Far Away

The following is something I (Kevin) wrote for the LSM blog. I modified it slightly and added some things for here.

Seeing pictures and video of the utter devastation in Haiti breaks our hearts. At the same time it challenges us, asking questions of us. In the movie Hotel Rwanda about the Rwandan genocide of 1994, an American newsman makes this remark about the video they will send back to play on television. “I think if people see this footage, they'll say Oh my, that's horrible. And then they'll go on eating their dinners.”

Seeing pictures of poverty and destruction, and balancing it with our own prosperity is difficult. I began to wrestle with this daily while teaching at an inner-city school in Atlanta. Each day you awake to face the challenges of broken homes, violence, lack of resources, limited opportunities, exploitation, disease and the realization that you have been given so much. Some young men and women make it out of that life, but far too many fail to realize their potential, or lose their lives way too young due to the circumstances that surround them.

Now living in a developing nation, the situation is magnified.
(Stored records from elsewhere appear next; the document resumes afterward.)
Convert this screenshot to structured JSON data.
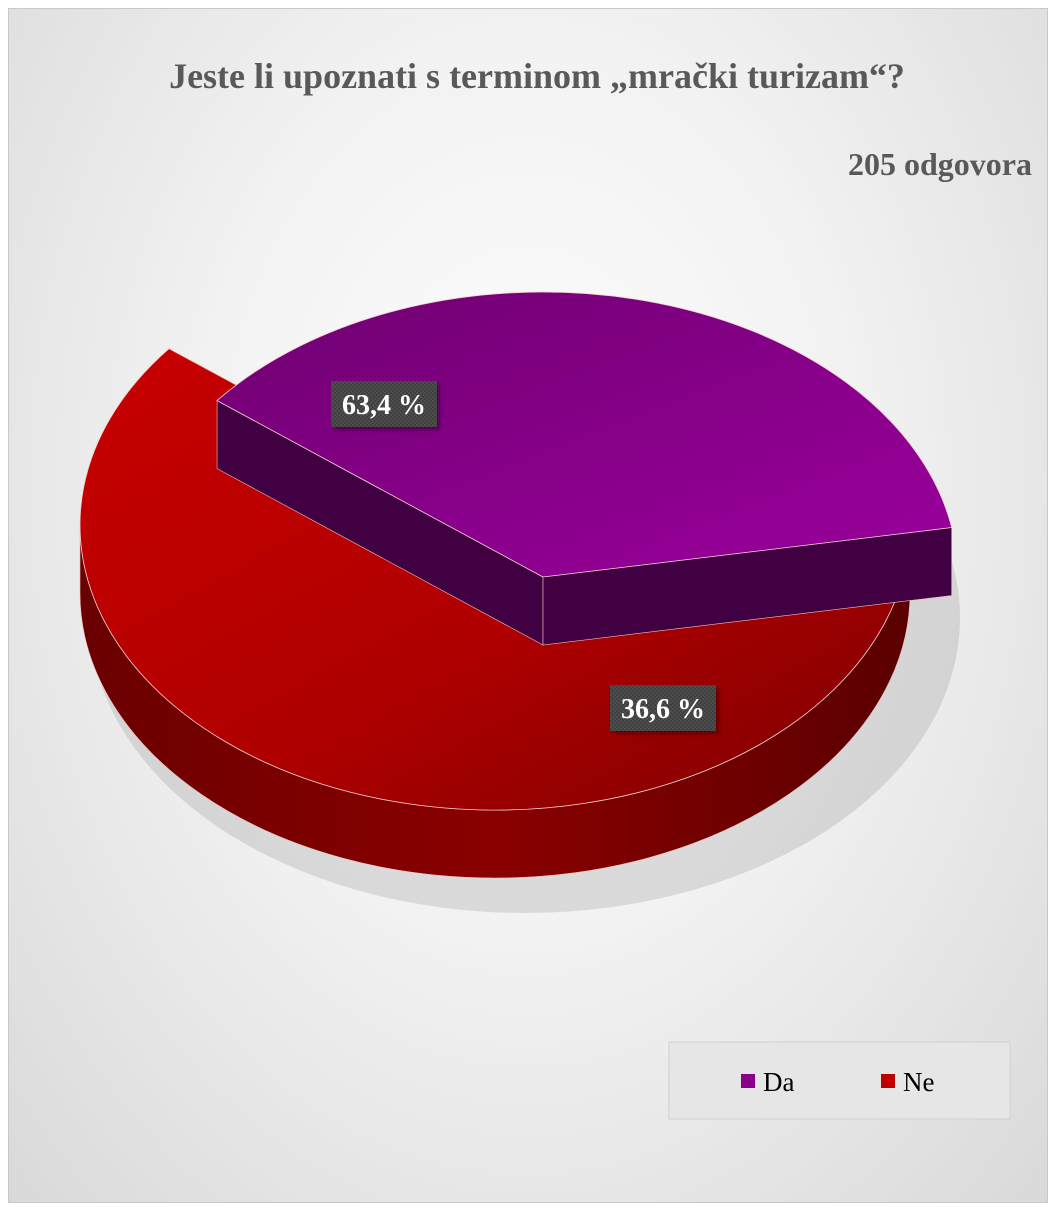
{
  "chart_data": {
    "type": "pie",
    "title": "Jeste li upoznati s terminom „mrački turizam“?",
    "subtitle": "205 odgovora",
    "categories": [
      "Da",
      "Ne"
    ],
    "values": [
      36.6,
      63.4
    ],
    "value_labels": [
      "36,6 %",
      "63,4 %"
    ],
    "colors": [
      "#8B008B",
      "#C00000"
    ],
    "legend_position": "bottom-right",
    "exploded": "Da",
    "style": "3d"
  }
}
Everyday we walk among people missing arms and legs, those who are blind with faces disfigured, mothers begging for food with their children, laborers working under horrendous conditions to make a little more than a dollar a day, and many, many more. Just last Saturday we visited a small mountain village outside of Addis Ababa. As we drove up, we passed more and more women, bent over at the waist, often barefooted, carrying seventy-five pound bundles of wood on their backs to the market several miles away. This type of labor is all too typical for people here just wanting to eat.
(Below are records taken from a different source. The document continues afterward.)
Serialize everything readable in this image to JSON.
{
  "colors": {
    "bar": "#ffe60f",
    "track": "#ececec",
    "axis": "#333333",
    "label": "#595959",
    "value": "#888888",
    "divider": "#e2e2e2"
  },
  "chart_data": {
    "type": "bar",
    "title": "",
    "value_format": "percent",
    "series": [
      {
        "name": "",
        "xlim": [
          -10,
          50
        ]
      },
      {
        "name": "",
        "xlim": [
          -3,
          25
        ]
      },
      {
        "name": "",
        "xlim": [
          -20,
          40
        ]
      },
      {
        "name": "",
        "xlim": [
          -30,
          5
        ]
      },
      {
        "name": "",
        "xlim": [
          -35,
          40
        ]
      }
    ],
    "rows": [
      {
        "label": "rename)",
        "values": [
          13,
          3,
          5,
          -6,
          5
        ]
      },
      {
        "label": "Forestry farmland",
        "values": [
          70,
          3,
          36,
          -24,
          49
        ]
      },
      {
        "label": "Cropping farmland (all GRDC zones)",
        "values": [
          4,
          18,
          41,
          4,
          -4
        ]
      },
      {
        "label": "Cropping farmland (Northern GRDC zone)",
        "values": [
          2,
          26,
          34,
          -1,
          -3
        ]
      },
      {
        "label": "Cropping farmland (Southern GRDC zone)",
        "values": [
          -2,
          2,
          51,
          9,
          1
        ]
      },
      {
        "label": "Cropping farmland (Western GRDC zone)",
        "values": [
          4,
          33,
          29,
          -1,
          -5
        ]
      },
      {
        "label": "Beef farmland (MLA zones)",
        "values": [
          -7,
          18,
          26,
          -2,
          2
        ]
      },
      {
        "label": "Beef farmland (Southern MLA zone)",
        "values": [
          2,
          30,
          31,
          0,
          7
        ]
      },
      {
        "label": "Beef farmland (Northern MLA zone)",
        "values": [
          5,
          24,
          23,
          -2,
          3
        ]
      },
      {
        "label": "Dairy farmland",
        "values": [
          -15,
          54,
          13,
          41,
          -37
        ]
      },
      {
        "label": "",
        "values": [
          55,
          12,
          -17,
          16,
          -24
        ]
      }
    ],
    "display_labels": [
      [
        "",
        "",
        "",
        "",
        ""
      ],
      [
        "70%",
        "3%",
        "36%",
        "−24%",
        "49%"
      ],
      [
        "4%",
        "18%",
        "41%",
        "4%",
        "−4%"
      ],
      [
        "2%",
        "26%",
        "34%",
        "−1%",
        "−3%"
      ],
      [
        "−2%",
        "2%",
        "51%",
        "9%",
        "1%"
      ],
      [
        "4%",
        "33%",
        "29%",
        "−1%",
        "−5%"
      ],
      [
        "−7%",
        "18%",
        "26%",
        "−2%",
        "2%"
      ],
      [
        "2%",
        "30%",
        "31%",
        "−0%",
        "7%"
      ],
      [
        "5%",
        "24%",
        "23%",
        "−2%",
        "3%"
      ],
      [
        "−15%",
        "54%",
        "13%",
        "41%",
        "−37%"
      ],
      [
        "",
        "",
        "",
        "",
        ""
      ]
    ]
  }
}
I came across this song describing the disaster and feelings that some of the Haitian people are feeling. It’s entitled “Far Away” and talks about how it’s easy to think God is far away at times like this and in horrible situations. (it’s hip-hop/rap, just so you’re warned :))




I wish I had answers and good responses to these situations. I tend to waiver between compassion, hope, despair and numbness. Even when seeing it daily, it’s easy to forget the plight of the poor. Let us continually remember them, pray for those in despair and ask God to move us in a wise and loving response. In the words at the end of the video, “help us be the church.”

Find rest, O my soul, in God alone; my hope comes from him.

He alone is my rock and my salvation; he is my fortress, I will not be shaken.

My salvation and my honor depend on God; he is my mighty rock, my refuge.